Skip customers who only buy one color — they provide a trivial signal:

Python
# Add after step 3:
if np.count_nonzero(color_distribution) <= 1:
    return None
Python
def diverse_color_target_fn(
    history: target_function.Events,
    future: target_function.Events,
    attributes: target_function.Attributes,
    ctx: Dict,
) -> np.ndarray | None:
    # === Configuration ===
    TARGET_WINDOW_DAYS = 21
    TRANSACTION_DATA_SOURCE = "transactions"
    COLOR_COLUMN = "Colour"
    TARGET_COLORS = [
        "Red", "Blue", "Green", "Yellow", "Purple", "Orange",
        "Pink", "Brown", "Black", "White", "Gray", "Teal",
    ]

    target_window = timedelta(days=TARGET_WINDOW_DAYS)
    if target_function.has_incomplete_training_window(ctx, target_window):
        return None
    future = future.interval_from(ctx[target_function.SPLIT_TIMESTAMP], target_window)

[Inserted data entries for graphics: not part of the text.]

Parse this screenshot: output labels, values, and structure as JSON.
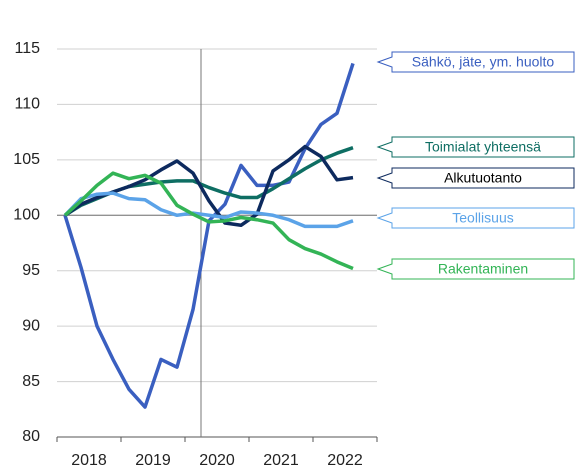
{
  "chart_data": {
    "type": "line",
    "x": [
      2018.125,
      2018.375,
      2018.625,
      2018.875,
      2019.125,
      2019.375,
      2019.625,
      2019.875,
      2020.125,
      2020.375,
      2020.625,
      2020.875,
      2021.125,
      2021.375,
      2021.625,
      2021.875,
      2022.125,
      2022.375,
      2022.625
    ],
    "xlim": [
      2018,
      2023
    ],
    "xticks": [
      2018,
      2019,
      2020,
      2021,
      2022
    ],
    "ylim": [
      80,
      115
    ],
    "yticks": [
      80,
      85,
      90,
      95,
      100,
      105,
      110,
      115
    ],
    "grid": true,
    "reference_line": 100,
    "vline": 2020.25,
    "series": [
      {
        "name": "Sähkö, jäte, ym. huolto",
        "color": "#3a5fc0",
        "values": [
          100,
          95.3,
          90,
          87,
          84.3,
          82.7,
          87,
          86.3,
          91.5,
          99.5,
          101,
          104.5,
          102.7,
          102.7,
          103,
          106,
          108.2,
          109.2,
          113.7
        ]
      },
      {
        "name": "Toimialat yhteensä",
        "color": "#0e6e63",
        "values": [
          100,
          100.9,
          101.5,
          102.1,
          102.6,
          102.8,
          103,
          103.1,
          103.1,
          102.5,
          102,
          101.6,
          101.6,
          102.4,
          103.3,
          104.2,
          105,
          105.6,
          106.1
        ]
      },
      {
        "name": "Alkutuotanto",
        "color": "#0d2a5e",
        "values": [
          100,
          101,
          101.6,
          102.1,
          102.6,
          103.2,
          104.1,
          104.9,
          103.8,
          101.3,
          99.3,
          99.1,
          100.1,
          104,
          105,
          106.2,
          105.3,
          103.2,
          103.4
        ]
      },
      {
        "name": "Teollisuus",
        "color": "#5ba3e8",
        "values": [
          100,
          101.5,
          101.9,
          102,
          101.5,
          101.4,
          100.5,
          100,
          100.2,
          100,
          99.8,
          100.3,
          100.2,
          100,
          99.6,
          99,
          99,
          99,
          99.5
        ]
      },
      {
        "name": "Rakentaminen",
        "color": "#33b456",
        "values": [
          100,
          101.3,
          102.7,
          103.8,
          103.3,
          103.6,
          102.9,
          100.9,
          100.1,
          99.4,
          99.5,
          99.8,
          99.6,
          99.3,
          97.8,
          97,
          96.5,
          95.8,
          95.2
        ]
      }
    ]
  }
}
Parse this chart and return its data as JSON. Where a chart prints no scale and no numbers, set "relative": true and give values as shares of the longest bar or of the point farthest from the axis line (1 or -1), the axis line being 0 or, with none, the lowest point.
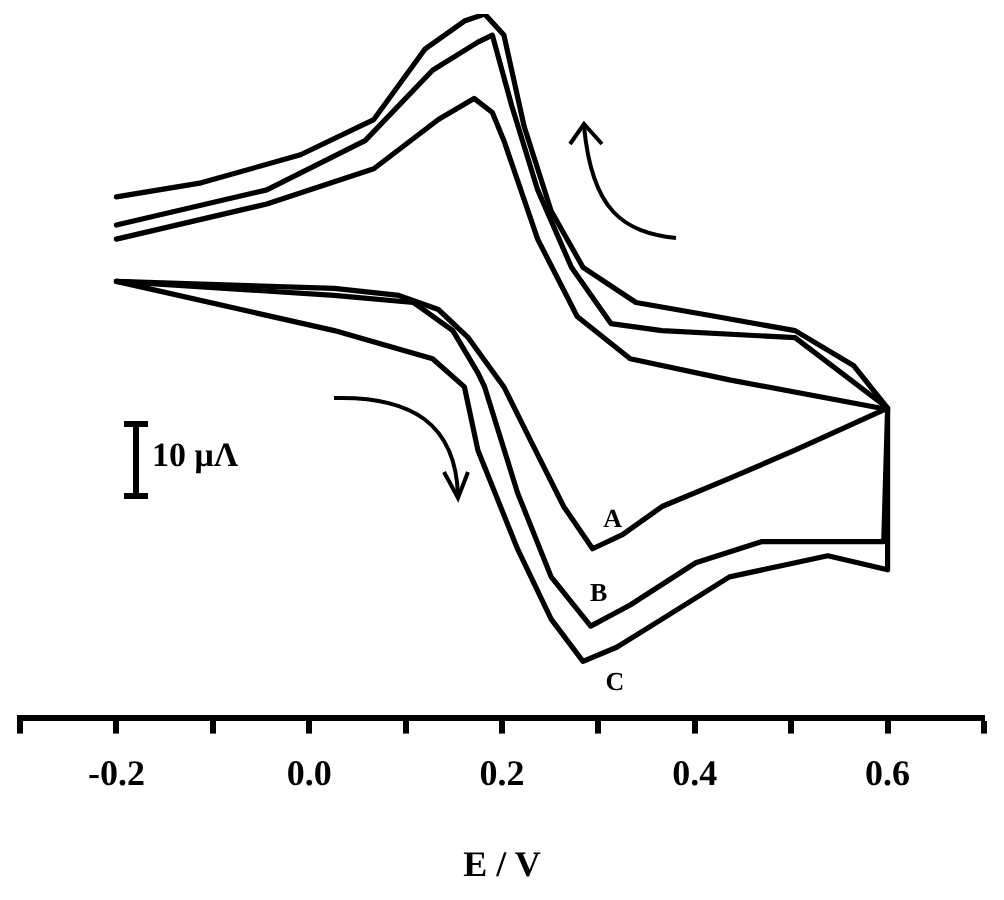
{
  "chart_data": {
    "type": "line",
    "xlabel": "E / V",
    "relative": true,
    "grid": false,
    "legend": false,
    "marker": "none",
    "line_style": "solid",
    "tick_labels": "x",
    "xlim": [
      -0.3,
      0.7
    ],
    "xticks": [
      {
        "value": -0.3,
        "label": null
      },
      -0.2,
      {
        "value": -0.1,
        "label": null
      },
      {
        "value": 0,
        "label": "0.0"
      },
      {
        "value": 0.1,
        "label": null
      },
      0.2,
      {
        "value": 0.3,
        "label": null
      },
      0.4,
      {
        "value": 0.5,
        "label": null
      },
      0.6,
      {
        "value": 0.7,
        "label": null
      }
    ],
    "annotations": [
      "10 μΛ"
    ],
    "series": [
      {
        "name": "A",
        "color": "#000000",
        "x": [
          -0.2,
          0.026,
          0.093,
          0.134,
          0.165,
          0.202,
          0.231,
          0.264,
          0.294,
          0.325,
          0.366,
          0.436,
          0.504,
          0.6,
          0.592,
          0.436,
          0.333,
          0.278,
          0.237,
          0.202,
          0.19,
          0.171,
          0.134,
          0.067,
          -0.044,
          -0.2
        ],
        "values": [
          0.62,
          0.61,
          0.6,
          0.58,
          0.54,
          0.47,
          0.39,
          0.3,
          0.24,
          0.26,
          0.3,
          0.34,
          0.38,
          0.44,
          0.44,
          0.48,
          0.51,
          0.57,
          0.68,
          0.82,
          0.86,
          0.88,
          0.85,
          0.78,
          0.73,
          0.68
        ]
      },
      {
        "name": "B",
        "color": "#000000",
        "x": [
          -0.2,
          0.026,
          0.108,
          0.149,
          0.175,
          0.182,
          0.216,
          0.251,
          0.292,
          0.333,
          0.401,
          0.469,
          0.538,
          0.596,
          0.6,
          0.504,
          0.366,
          0.313,
          0.272,
          0.237,
          0.21,
          0.19,
          0.175,
          0.128,
          0.058,
          -0.044,
          -0.2
        ],
        "values": [
          0.62,
          0.6,
          0.59,
          0.55,
          0.49,
          0.47,
          0.32,
          0.2,
          0.13,
          0.16,
          0.22,
          0.25,
          0.25,
          0.25,
          0.44,
          0.54,
          0.55,
          0.56,
          0.64,
          0.75,
          0.87,
          0.97,
          0.96,
          0.92,
          0.82,
          0.75,
          0.7
        ]
      },
      {
        "name": "C",
        "color": "#000000",
        "x": [
          -0.2,
          0.026,
          0.128,
          0.161,
          0.175,
          0.216,
          0.251,
          0.284,
          0.319,
          0.366,
          0.436,
          0.538,
          0.6,
          0.6,
          0.565,
          0.504,
          0.422,
          0.339,
          0.284,
          0.251,
          0.223,
          0.202,
          0.182,
          0.161,
          0.12,
          0.067,
          -0.009,
          -0.112,
          -0.2
        ],
        "values": [
          0.62,
          0.55,
          0.51,
          0.47,
          0.38,
          0.24,
          0.14,
          0.08,
          0.1,
          0.14,
          0.2,
          0.23,
          0.21,
          0.44,
          0.5,
          0.55,
          0.57,
          0.59,
          0.64,
          0.72,
          0.84,
          0.97,
          1,
          0.99,
          0.95,
          0.85,
          0.8,
          0.76,
          0.74
        ]
      }
    ]
  }
}
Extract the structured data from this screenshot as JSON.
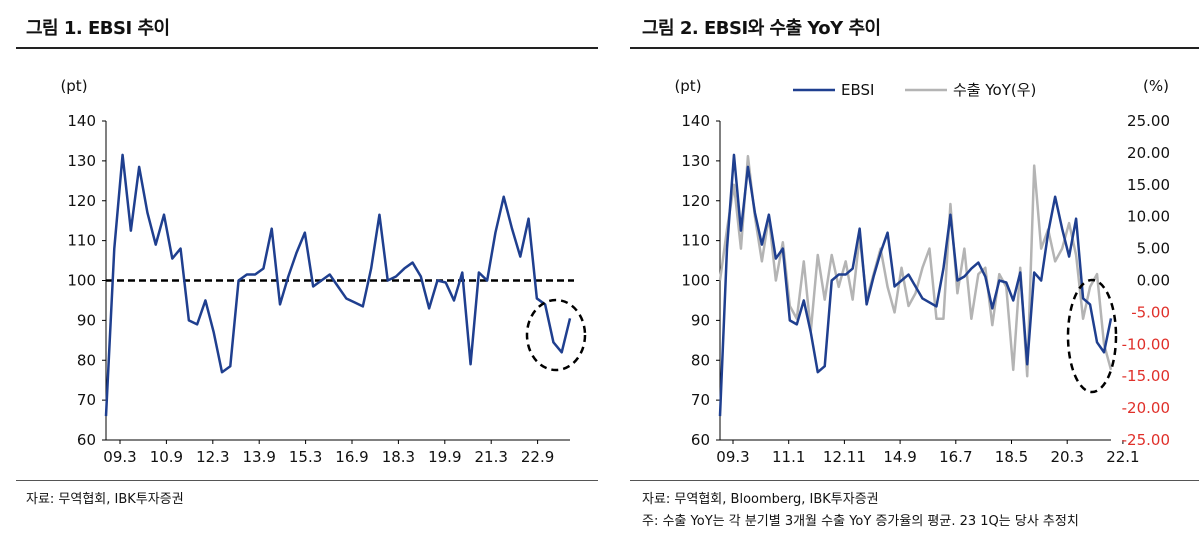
{
  "figure1": {
    "title": "그림 1. EBSI 추이",
    "source": "자료: 무역협회, IBK투자증권"
  },
  "figure2": {
    "title": "그림 2. EBSI와 수출 YoY 추이",
    "source": "자료: 무역협회, Bloomberg, IBK투자증권",
    "note": "주: 수출 YoY는 각 분기별 3개월 수출 YoY 증가율의 평균. 23 1Q는 당사 추정치"
  },
  "colors": {
    "ebsi": "#1f3f8f",
    "export": "#b4b4b4",
    "right_axis": "#e0302a",
    "reference": "#000000"
  },
  "chart_data": [
    {
      "type": "line",
      "ylabel": "(pt)",
      "ylim": [
        60,
        140
      ],
      "yticks": [
        60,
        70,
        80,
        90,
        100,
        110,
        120,
        130,
        140
      ],
      "xticks": [
        "09.3",
        "10.9",
        "12.3",
        "13.9",
        "15.3",
        "16.9",
        "18.3",
        "19.9",
        "21.3",
        "22.9"
      ],
      "reference_line": {
        "value": 100,
        "style": "dashed"
      },
      "annotation": "dashed-ellipse",
      "series": [
        {
          "values": [
            66,
            108,
            131.5,
            112.5,
            128.5,
            117,
            109,
            116.5,
            105.5,
            108,
            90,
            89,
            95,
            87,
            77,
            78.5,
            100,
            101.5,
            101.5,
            103,
            113,
            94,
            101,
            107,
            112,
            98.5,
            100,
            101.5,
            98.5,
            95.5,
            94.5,
            93.5,
            103,
            116.5,
            100,
            101,
            103,
            104.5,
            101,
            93,
            100,
            99.5,
            95,
            102,
            79,
            102,
            100,
            112,
            121,
            113,
            106,
            115.5,
            95.5,
            94,
            84.5,
            82,
            90.5
          ]
        }
      ]
    },
    {
      "type": "line",
      "ylabel": "(pt)",
      "y2label": "(%)",
      "ylim": [
        60,
        140
      ],
      "y2lim": [
        -25,
        25
      ],
      "yticks": [
        60,
        70,
        80,
        90,
        100,
        110,
        120,
        130,
        140
      ],
      "y2ticks": [
        "-25.00",
        "-20.00",
        "-15.00",
        "-10.00",
        "-5.00",
        "0.00",
        "5.00",
        "10.00",
        "15.00",
        "20.00",
        "25.00"
      ],
      "xticks": [
        "09.3",
        "11.1",
        "12.11",
        "14.9",
        "16.7",
        "18.5",
        "20.3",
        "22.1"
      ],
      "legend": "top-center",
      "annotation": "dashed-ellipse",
      "series": [
        {
          "name": "EBSI",
          "axis": "left",
          "values": [
            66,
            108,
            131.5,
            112.5,
            128.5,
            117,
            109,
            116.5,
            105.5,
            108,
            90,
            89,
            95,
            87,
            77,
            78.5,
            100,
            101.5,
            101.5,
            103,
            113,
            94,
            101,
            107,
            112,
            98.5,
            100,
            101.5,
            98.5,
            95.5,
            94.5,
            93.5,
            103,
            116.5,
            100,
            101,
            103,
            104.5,
            101,
            93,
            100,
            99.5,
            95,
            102,
            79,
            102,
            100,
            112,
            121,
            113,
            106,
            115.5,
            95.5,
            94,
            84.5,
            82,
            90.5
          ]
        },
        {
          "name": "수출 YoY(우)",
          "axis": "right",
          "values": [
            0,
            8,
            15,
            5,
            19.5,
            10,
            3,
            10,
            0,
            6,
            -4,
            -6,
            3,
            -8,
            4,
            -3,
            4,
            -1,
            3,
            -3,
            7,
            -3,
            1,
            5,
            -1,
            -5,
            2,
            -4,
            -2,
            2,
            5,
            -6,
            -6,
            12,
            -2,
            5,
            -6,
            1,
            2,
            -7,
            1,
            -1,
            -14,
            2,
            -15,
            18,
            5,
            8,
            3,
            5,
            9,
            4,
            -6,
            -1,
            1,
            -10,
            -14
          ]
        }
      ]
    }
  ]
}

    color_distribution, _ = (
        future[TRANSACTION_DATA_SOURCE]
        .groupBy(COLOR_COLUMN)
        .count(normalize=True, groups=TARGET_COLORS)
    )

    # Exclude customers who only buy one color
    if np.count_nonzero(color_distribution) <= 1:
        return None

    return color_distribution

Metric Why it matters
Accuracy Fraction of customers whose top-predicted color matches their actual top color.
F1 Score (macro) Balances performance across all colors, important when some colors are rare.
Top-3 Accuracy Checks if the true top color is among the model's top 3 predictions.

Production Tips

  1. Merge similar colors. If "Gray" and "Silver" or "Beige" and "Cream" appear as separate values in your data, consider merging them to reduce noise.

  2. Use predictions in product ranking. When a customer searches or browses, boost products in their preferred colors.

  3. Combine with brand preferences. Color + brand predictions together create a powerful personalization signal.

  4. Retrain after assortment refreshes. New collections may introduce new colors or retire old ones — keep TARGET_COLORS in sync.